Reckless driving still rampant on Dhaka-Chattogram Highway

Bangladesh

22 October, 2020, 01:00 pm
Last modified: 22 October, 2020, 01:48 pm
Accidents like head-on collisions between vehicles have come down while those like skidding off the roads and into ditches are mostly seen

The expansion of the Dhaka-Chattogram Highway has virtually led to a decrease in accidents on the expressway that was once notorious for frequent such incidents, but reckless driving has risen.

Sources said the modes as well as the patterns of accidents on the busiest highway have also changed after the road renovation project. 

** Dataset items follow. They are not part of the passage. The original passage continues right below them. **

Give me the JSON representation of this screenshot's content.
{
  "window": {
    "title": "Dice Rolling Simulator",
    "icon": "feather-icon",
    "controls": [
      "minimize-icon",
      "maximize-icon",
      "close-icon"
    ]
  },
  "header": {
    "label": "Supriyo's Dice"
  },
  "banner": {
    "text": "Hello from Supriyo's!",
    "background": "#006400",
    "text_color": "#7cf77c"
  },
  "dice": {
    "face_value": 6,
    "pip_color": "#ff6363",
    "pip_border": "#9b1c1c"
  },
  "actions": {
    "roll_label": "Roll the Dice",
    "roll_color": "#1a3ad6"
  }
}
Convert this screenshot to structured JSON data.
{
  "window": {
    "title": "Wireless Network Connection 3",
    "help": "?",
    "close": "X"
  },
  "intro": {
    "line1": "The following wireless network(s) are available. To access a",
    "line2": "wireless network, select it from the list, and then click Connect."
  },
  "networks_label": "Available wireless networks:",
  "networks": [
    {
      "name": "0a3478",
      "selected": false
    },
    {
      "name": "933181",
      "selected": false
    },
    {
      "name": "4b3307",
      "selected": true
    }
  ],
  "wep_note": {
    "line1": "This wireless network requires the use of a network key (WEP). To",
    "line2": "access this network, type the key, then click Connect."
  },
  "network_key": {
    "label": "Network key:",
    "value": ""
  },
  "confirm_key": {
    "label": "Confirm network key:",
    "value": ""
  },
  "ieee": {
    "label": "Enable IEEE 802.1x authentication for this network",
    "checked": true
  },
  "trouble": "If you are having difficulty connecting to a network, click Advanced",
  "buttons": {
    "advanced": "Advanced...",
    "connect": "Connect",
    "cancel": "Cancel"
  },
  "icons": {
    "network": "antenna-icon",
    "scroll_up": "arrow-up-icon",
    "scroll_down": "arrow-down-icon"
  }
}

According to the Accident Research Institute of Bangladesh University of Engineering and Technology (Buet) and highway police, the number of accidents has come down to half following the widening of the road.  

According to the Buet research in 2018, just a year after the highway extension, a total of 88 accidents took place and 118 people were killed and 262 others injured.

The number is around half that of the preceding two years that witnessed a total of at least 300 accidents that mean 150 each year.

However, in 2019, a total of 102 accidents took place and 138 people were killed and 229 injured.

The research finds that in the first two months of January and February of 2020, another 27 accidents took place while the death toll was 32 and the number of injuries was 55.

The main cause of the accident is reckless driving. After the road expansion, there is no long tailback and the number of road accidents has gone down on Dhaka-Chattogram Highway

Assistant Prof Kazi Md Shifun Newaz

Assistant Prof Kazi Md Shifun Newaz of Accident Research Institute (ARI) of the engineering university told The Business Standard that the main cause of the accident is reckless driving.

"After the road expansion, there is no long tailback. The number of road accidents has gone down on Dhaka-Chattogram Highway," he added.

In 2017 June, the government inaugurated the extended Dhaka-Chattogram Highway from two to four lanes.

Molla Mohammad Shahed, additional superintendent of police of Highway Police, Cumilla, told the Business Standard that the accidents on the highway have lowered after widening the road.

"The accident patterns have also changed. In most cases, we find the buses or covered vans, which the drivers lose their control over, fall into roadside ditches," he added.

Sources said accidents like head-on collisions between vehicles have come down while those like skidding off the roads and into the roadside ditches are mostly seen.

On Wednesday afternoon, a brick-laden truck lost its control at Gazaria point on the highway breaking the road divider, and ultimately hitting a bus and a private car. This caused at least a one-hour tailback on the highway.

Abdul Malek, 40, a driver of Dhaka Express with a 10-year experience, said before 2017, they had seen the incidents of confrontation of two vehicles on the highway regularly.

"Now the road is smooth and less traffic congestion happens that has also decreased the collision between two vehicles," he added.

According to a Shyamoli Paribahan driver Jasim Uddin, the drivers are now enjoying more traffic-free highway than that it was previously.

"Nowadays, collisions between vehicles are rare, but in most cases, drivers run recklessly for which they lose control over their vehicles and cause accidents after skidding off the road," he further said.